I use my own household as the first example. There are two adults and one teenager. We work at home and we are cord cutters and get all of our video online. We have a 50 Mbps cable modem, and as cable modems tend to do, sometimes it slows down. When our speed hits 25 Mbps we’re all asking what is wrong with the Internet. So our household needs something greater than 25 Mbps for normal functioning. If we get less than that we have to cut back on something.

I have a friend with two teenage boys who are both gamers. He has a 100 Mbps Verizon FiOS connection on fiber, and when there are multiple games running everything else in the house comes to a screeching halt. For his household even 100 Mbps is not enough speed to meet his normal expected usage.

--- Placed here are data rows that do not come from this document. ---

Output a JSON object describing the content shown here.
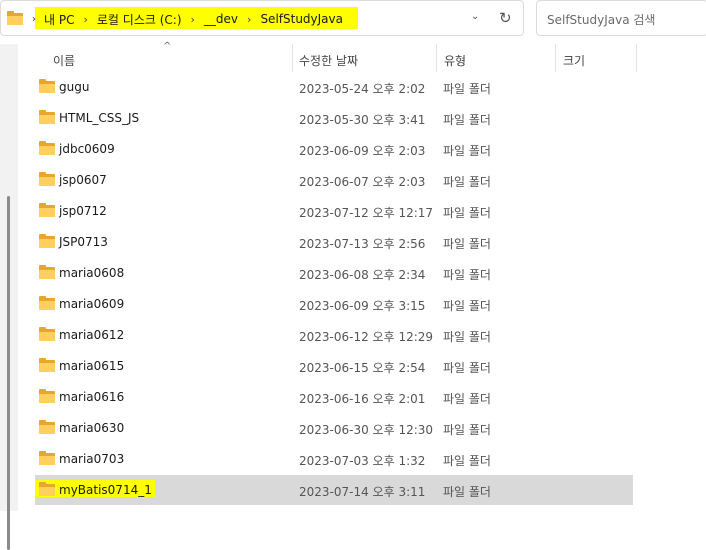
{
  "address_bar": {
    "breadcrumbs": [
      "내 PC",
      "로컬 디스크 (C:)",
      "__dev",
      "SelfStudyJava"
    ]
  },
  "search": {
    "placeholder": "SelfStudyJava 검색"
  },
  "columns": {
    "name": "이름",
    "date": "수정한 날짜",
    "type": "유형",
    "size": "크기"
  },
  "files": [
    {
      "name": "gugu",
      "date": "2023-05-24 오후 2:02",
      "type": "파일 폴더"
    },
    {
      "name": "HTML_CSS_JS",
      "date": "2023-05-30 오후 3:41",
      "type": "파일 폴더"
    },
    {
      "name": "jdbc0609",
      "date": "2023-06-09 오후 2:03",
      "type": "파일 폴더"
    },
    {
      "name": "jsp0607",
      "date": "2023-06-07 오후 2:03",
      "type": "파일 폴더"
    },
    {
      "name": "jsp0712",
      "date": "2023-07-12 오후 12:17",
      "type": "파일 폴더"
    },
    {
      "name": "JSP0713",
      "date": "2023-07-13 오후 2:56",
      "type": "파일 폴더"
    },
    {
      "name": "maria0608",
      "date": "2023-06-08 오후 2:34",
      "type": "파일 폴더"
    },
    {
      "name": "maria0609",
      "date": "2023-06-09 오후 3:15",
      "type": "파일 폴더"
    },
    {
      "name": "maria0612",
      "date": "2023-06-12 오후 12:29",
      "type": "파일 폴더"
    },
    {
      "name": "maria0615",
      "date": "2023-06-15 오후 2:54",
      "type": "파일 폴더"
    },
    {
      "name": "maria0616",
      "date": "2023-06-16 오후 2:01",
      "type": "파일 폴더"
    },
    {
      "name": "maria0630",
      "date": "2023-06-30 오후 12:30",
      "type": "파일 폴더"
    },
    {
      "name": "maria0703",
      "date": "2023-07-03 오후 1:32",
      "type": "파일 폴더"
    },
    {
      "name": "myBatis0714_1",
      "date": "2023-07-14 오후 3:11",
      "type": "파일 폴더",
      "selected": true
    }
  ],
  "colors": {
    "highlight": "#ffff00",
    "selected_row": "#d9d9d9",
    "folder": "#ffd15c"
  },
  "icons": {
    "folder": "folder-icon",
    "refresh": "refresh-icon",
    "chevron": "chevron-right-icon"
  }
}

And yet here we are having discussion at the federal level of setting up two major programs that are using 10/1 Mbps as the standard goal of Internet speed. As a nation we are pouring billions of dollars into a project to improve rural DSL up to a speed that is already inadequate and by the time it is finally finished in six years will be massively below standard. It won’t take very many years for the average household to need 100 Mbps and we are instead taking six years to bring a huge amount of the rural parts of American up to 10/1 DSL.

I know that the FCC is trying to help. But it’s sad to see them crowing about having ‘fixed’ the rural broadband problem when instead they are condemning millions of households to have nearly worthless broadband for the next couple of decades. Imagine if they had instead allowed those billions of dollars to become matching funds for communities willing to invest in real broadband? Communities wanting to do this are out there and many of them were hoping to get some federal help to bring broadband to their areas. Building rural fiber is expensive, and even a little federal help would be enough to allow many rural areas to find the rest of the funding needed to build their own solutions.

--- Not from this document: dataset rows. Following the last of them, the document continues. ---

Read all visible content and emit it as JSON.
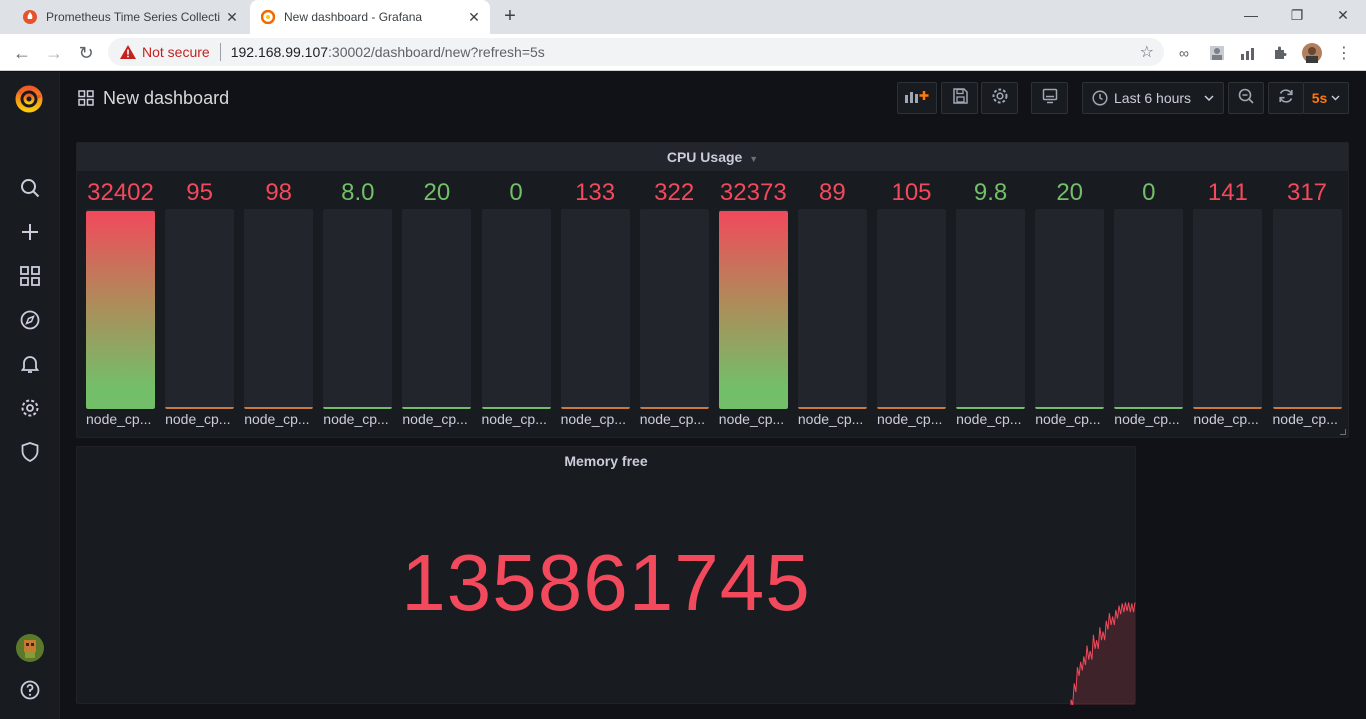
{
  "browser": {
    "tabs": [
      {
        "title": "Prometheus Time Series Collection",
        "favicon": "prometheus-icon"
      },
      {
        "title": "New dashboard - Grafana",
        "favicon": "grafana-icon"
      }
    ],
    "security_label": "Not secure",
    "url_host": "192.168.99.107",
    "url_rest": ":30002/dashboard/new?refresh=5s"
  },
  "dashboard": {
    "title": "New dashboard",
    "time_range": "Last 6 hours",
    "refresh": "5s"
  },
  "cpu_panel": {
    "title": "CPU Usage",
    "gauges": [
      {
        "value": "32402",
        "level": 1.0,
        "color": "red",
        "label": "node_cp..."
      },
      {
        "value": "95",
        "level": 0.003,
        "color": "red",
        "label": "node_cp..."
      },
      {
        "value": "98",
        "level": 0.003,
        "color": "red",
        "label": "node_cp..."
      },
      {
        "value": "8.0",
        "level": 0.0002,
        "color": "green",
        "label": "node_cp..."
      },
      {
        "value": "20",
        "level": 0.0006,
        "color": "green",
        "label": "node_cp..."
      },
      {
        "value": "0",
        "level": 0.0,
        "color": "green",
        "label": "node_cp..."
      },
      {
        "value": "133",
        "level": 0.004,
        "color": "red",
        "label": "node_cp..."
      },
      {
        "value": "322",
        "level": 0.01,
        "color": "red",
        "label": "node_cp..."
      },
      {
        "value": "32373",
        "level": 1.0,
        "color": "red",
        "label": "node_cp..."
      },
      {
        "value": "89",
        "level": 0.003,
        "color": "red",
        "label": "node_cp..."
      },
      {
        "value": "105",
        "level": 0.003,
        "color": "red",
        "label": "node_cp..."
      },
      {
        "value": "9.8",
        "level": 0.0003,
        "color": "green",
        "label": "node_cp..."
      },
      {
        "value": "20",
        "level": 0.0006,
        "color": "green",
        "label": "node_cp..."
      },
      {
        "value": "0",
        "level": 0.0,
        "color": "green",
        "label": "node_cp..."
      },
      {
        "value": "141",
        "level": 0.004,
        "color": "red",
        "label": "node_cp..."
      },
      {
        "value": "317",
        "level": 0.01,
        "color": "red",
        "label": "node_cp..."
      }
    ]
  },
  "memory_panel": {
    "title": "Memory free",
    "value": "135861745",
    "sparkline": [
      0.05,
      0.2,
      0.35,
      0.4,
      0.45,
      0.55,
      0.5,
      0.65,
      0.6,
      0.72,
      0.68,
      0.78,
      0.85,
      0.82,
      0.88,
      0.92,
      0.94,
      0.95,
      0.95,
      0.94,
      0.95
    ]
  },
  "colors": {
    "red": "#f2495c",
    "green": "#73bf69",
    "orange": "#ff780a"
  }
}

And the problems are going to get worse, not better. Verizon didn’t even bother to take the federal subsidies to improve DSL because they don’t want to invest anything in rural copper. AT&T has told the FCC repeatedly that they want to tear down copper to millions of households and put rural households on cellular data. And while Frontier is going to try to make their rural copper plant better, how much can they realistically accomplish with 50–70 year-old copper that was neglected for decades before they bought it?

I just shake my head when I see that Frontier and the FCC are going to be wrangling about households getting Lifeline subsidies for speeds slower than 10/1 Mbps. The FCC has already decided that they are going to throw billions at rural copper and call it job done. It’s about time that we instead start having a conversation about bringing real broadband to rural America.